By Brendan P. Mulready | Stars and Stripes | Published: June 8, 1960
Believed to be the only car of its kind in the world that is still fully operational, the auto was one of 100 built in 1901 by the Knox Auto Mfg Co., of Springfield, Mass.
"I know of five others in museums but I have never heard of another still running," said Johnson, who, at 58, still wears a look of boyish enthusiasm when he talks about his car.
The Johnson travel saga really started in 1933, when he first laid eyes on the ancient auto. "It took me 18 years of persuasion to get the owner to part with it. Then it took another three years of careful work to restore it to working order. So, it was 21 years after I first saw it that we took our first ride it it," Johnson said.

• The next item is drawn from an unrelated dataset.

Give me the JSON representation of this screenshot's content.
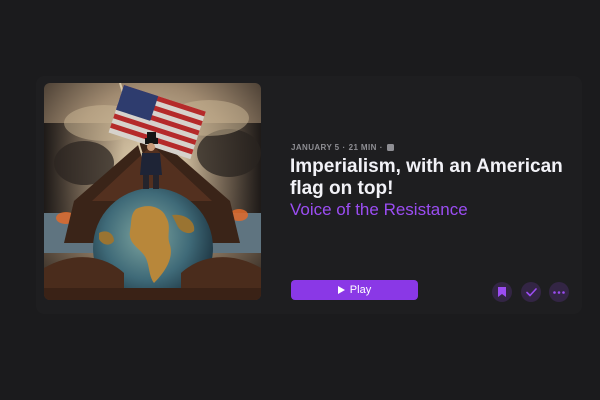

On their previous tour of Europe and a. trip from Massachusetts to Florida, plus participation in various antique car rallies, the Johnsons put more than 10,000 miles on the old car.
The car has two speeds forward and no reverse. "We don't need reverse gear because we can turn around in a nine-foot circle. And from Cherbourg to Germany we have not had to shift to low gear at any time. We move along pretty steadily at 18 miles an hour, on the level, up hill and down grade," Johnson explained.
The power plant is an eight-horsepower "porcupine" engine. The name comes from the fact that there are 1,818 4-inch long threaded pins sticking out from it to radiate the engine heat as the car moves along.